Die Netflix-Serie "Bridgerton" gilt als Musterbeispiel für inklusive Schauspiel- und Unterhaltungskunst: im Bild Phoebe Dynevor und Regé-Jean Page.

Foto: Netflix

Amazon Studios ist neben Netflix und Disney+ ein neuer Gigant am Unterhaltungshimmel – der umstrittene Kauf des klassischen Hollywoodstudios MGM für 8,45 Milliarden Dollar hat das klar gezeigt. Jetzt hat Amazon Studios mit dem "Inclusion Playbook" der Inklusionsbeauftragten Latasha Gillespie eine gleichermaßen umjubelte wie kritisierte neue Richtlinie geschaffen, die Diversität, Verteilungsgerechtigkeit und Inklusion bei den von ihnen finanzierten Film- und Serienproduktionen umsetzen will.

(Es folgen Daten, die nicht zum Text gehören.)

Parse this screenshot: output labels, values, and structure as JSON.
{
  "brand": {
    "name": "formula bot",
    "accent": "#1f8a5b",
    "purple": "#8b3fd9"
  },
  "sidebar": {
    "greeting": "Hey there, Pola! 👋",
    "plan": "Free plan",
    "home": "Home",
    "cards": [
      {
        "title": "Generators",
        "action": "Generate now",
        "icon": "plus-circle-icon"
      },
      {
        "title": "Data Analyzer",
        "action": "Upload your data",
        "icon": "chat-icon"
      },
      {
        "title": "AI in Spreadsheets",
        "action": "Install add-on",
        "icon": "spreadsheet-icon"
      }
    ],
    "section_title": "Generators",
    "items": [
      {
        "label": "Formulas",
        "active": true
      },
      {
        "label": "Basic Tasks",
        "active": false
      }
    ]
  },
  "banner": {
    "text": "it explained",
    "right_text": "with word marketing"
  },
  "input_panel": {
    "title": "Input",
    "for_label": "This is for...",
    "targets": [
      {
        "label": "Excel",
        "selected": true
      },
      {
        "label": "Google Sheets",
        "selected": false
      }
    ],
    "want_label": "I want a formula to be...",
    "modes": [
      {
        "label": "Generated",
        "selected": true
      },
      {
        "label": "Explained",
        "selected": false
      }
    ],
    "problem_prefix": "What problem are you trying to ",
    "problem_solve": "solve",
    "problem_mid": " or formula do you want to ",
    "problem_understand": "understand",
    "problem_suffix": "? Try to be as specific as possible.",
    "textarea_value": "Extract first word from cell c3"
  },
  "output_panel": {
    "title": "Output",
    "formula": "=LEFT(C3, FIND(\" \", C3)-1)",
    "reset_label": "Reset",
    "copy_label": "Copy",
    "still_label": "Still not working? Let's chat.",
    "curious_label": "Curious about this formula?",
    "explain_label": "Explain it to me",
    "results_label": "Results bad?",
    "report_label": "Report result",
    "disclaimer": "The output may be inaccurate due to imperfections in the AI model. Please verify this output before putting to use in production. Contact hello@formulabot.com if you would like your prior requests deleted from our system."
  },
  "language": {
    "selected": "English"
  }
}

Das Inklusions-Playbook definiert die Regeln des Spiels neu. Nicht länger sollen Produktionen mehrheitlich von weißen, großteils männlichen Produktionsteams getragen werden – es soll mithilfe von Quoten Abwechslung vor und hinter der Kamera geschaffen werden. Neben der Arbeitsbiografie ist künftig auch die "gelebte Erfahrung" bei Jobvergaben ausschlaggebend, die identitätspolitisch an Ethnie, Geschlecht und sexuelle Orientierung gebunden wird.

Vergessene Frage

Konkret sollen von nun an 30 Prozent Frauen und 30 Prozent Angehörige minderheitlicher ethnischer Gruppen bei Amazon-Studio-Produktionen beschäftigt werden. Dass hierbei – ganz amerikanisch – Klassenfragen vergessen werden, entspricht ganz der liberalen Ideologie eines Konzerns, der Gewerkschaftstreffen verbietet. Abgesehen davon ist der Vorstoß Amazons, das Arbeitsumfeld zu diversifizieren und dabei auf gleiche Bezahlung zu achten, der Ausdruck einer politischen Forderung nach Repräsentation und nach Arbeitsplätzen. Beide Anliegen sind – wie die jüngsten Hollywood-Diversitätsreporte der University of California zeigen – nicht unbegründet. Es ist schlichtweg Fakt, dass bestimmte soziale, ethnische und geschlechtliche Gruppen in Filmproduktionen stark unterrepräsentiert sind, was der derzeitigen US-amerikanischen Bevölkerungsverteilung von knapp 60 Prozent weißen und 40 Prozent nichtweißen Menschen widerspricht.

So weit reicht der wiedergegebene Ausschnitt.